A desolation is here that not even imagination can grace with the pomp of life and action.
We never saw a human being on the whole route.
There was hardly a tree or a shrub anywhere. Even the olive and the cactus, those fast friends of the worthless soil, had almost deserted the country (Mark Twain, The Innocents Abroad (London, 1881).
As late as 1880, the American consul in Jerusalem reported the area was continuing its historic decline. “The population and wealth of Palestine has not increased during the last forty years,” he said (Melvin Urofsky, American Zionism from Herzl to the Holocaust (Bison Books: 1995 p. 29).
Take a look at some of the photos from the late 19th and early 20th century to see the desolation Twain talked about.
The Palestine Royal Commission report quotes an account of the Maritime Plain in 1913:
The road leading from Gaza to the north was only a summer track suitable for transport by camels and carts.
No orange groves, orchards or vineyards were to be seen until one reached [the Jewish village of] Yabna [Yavne.
Houses were all of mud. No windows were anywhere to be seen.
The ploughs used were of wood.
The yields were very poor.
The sanitary conditions in the village were horrible.

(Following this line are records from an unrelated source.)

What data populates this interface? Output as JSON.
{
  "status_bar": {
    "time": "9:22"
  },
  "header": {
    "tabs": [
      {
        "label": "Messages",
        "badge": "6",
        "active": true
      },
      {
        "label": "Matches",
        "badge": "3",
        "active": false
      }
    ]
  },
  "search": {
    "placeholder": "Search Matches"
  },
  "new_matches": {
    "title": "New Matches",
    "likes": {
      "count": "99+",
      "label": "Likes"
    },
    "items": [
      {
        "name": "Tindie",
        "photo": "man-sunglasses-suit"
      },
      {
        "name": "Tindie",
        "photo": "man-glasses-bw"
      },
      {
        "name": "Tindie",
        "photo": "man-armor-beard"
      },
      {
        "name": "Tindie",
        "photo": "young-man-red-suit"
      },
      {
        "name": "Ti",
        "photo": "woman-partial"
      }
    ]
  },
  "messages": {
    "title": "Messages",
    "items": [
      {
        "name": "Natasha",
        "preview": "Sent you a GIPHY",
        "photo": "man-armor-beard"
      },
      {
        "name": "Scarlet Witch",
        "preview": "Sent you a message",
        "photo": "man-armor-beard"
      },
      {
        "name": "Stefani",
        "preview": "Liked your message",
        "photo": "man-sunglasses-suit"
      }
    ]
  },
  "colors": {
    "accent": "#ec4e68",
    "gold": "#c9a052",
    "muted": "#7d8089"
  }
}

Schools did not exist.
The western part, towards the sea, was almost a desert.
The villages in this area were few and thinly populated.
Many ruins of villages were scattered over the area, as owing to the prevalence of malaria, many villages were deserted by their inhabitants (Palestine Royal Commission Report, p. 233).

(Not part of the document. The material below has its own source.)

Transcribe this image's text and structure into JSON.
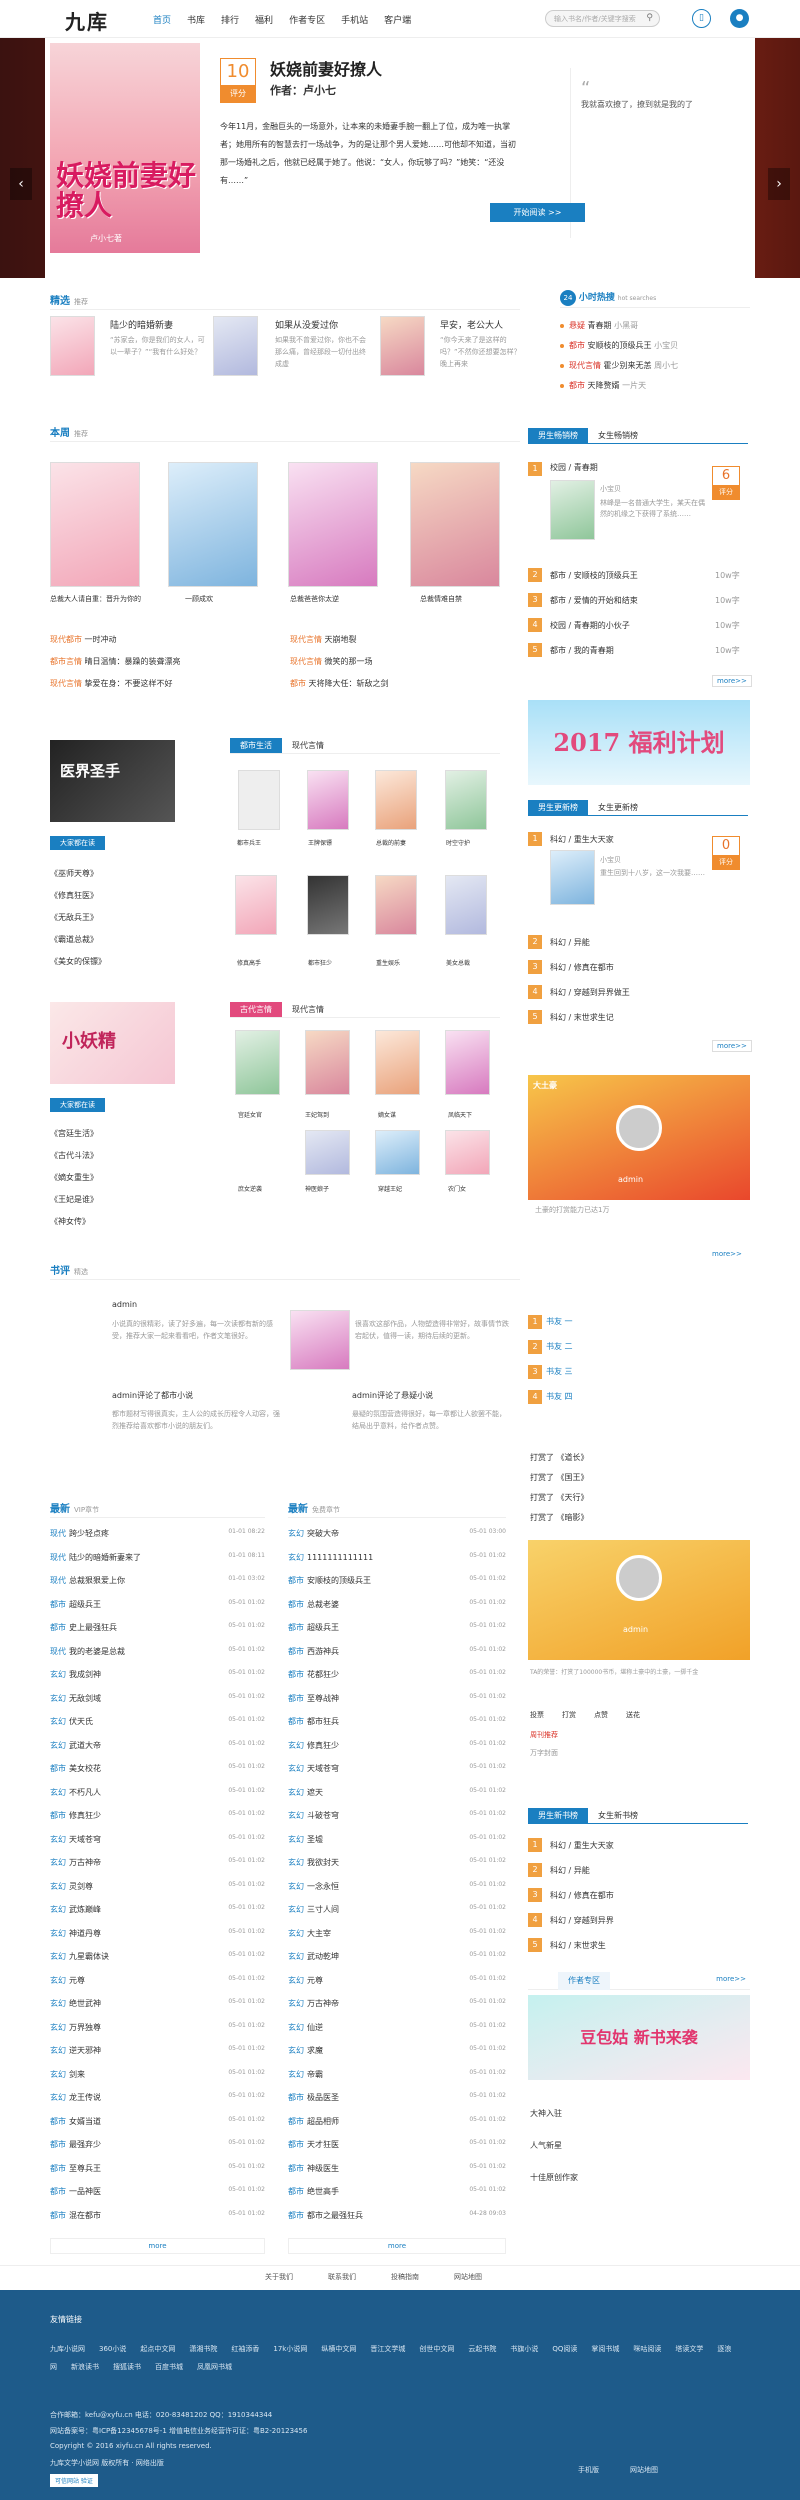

At the time Twain visited, the population of Palestine was less than 300,000. By 1918, it doubled to 660,000 but the percentage of Jews, about 8 percent, stayed the same (Israel in the Middle East: Documents and Readings on Society, Politics, and Foreign Relations, Pre-1948 to the Present, Ed. by Itamar Rabinovich and Jehuda Reinharz, Brandeis University Press, Waltham, Mass., 2008, pp. 571-572).
The British would later say during the Mandate period, when the population was just over one million (it reached about 1.8 million by the end), that the land was reaching its absorptive capacity and; therefore, Jewish immigration should be restricted. Consider that “Palestine” – which included what is now Israel, the West Bank and Jordan – has a population today of more than 20 million.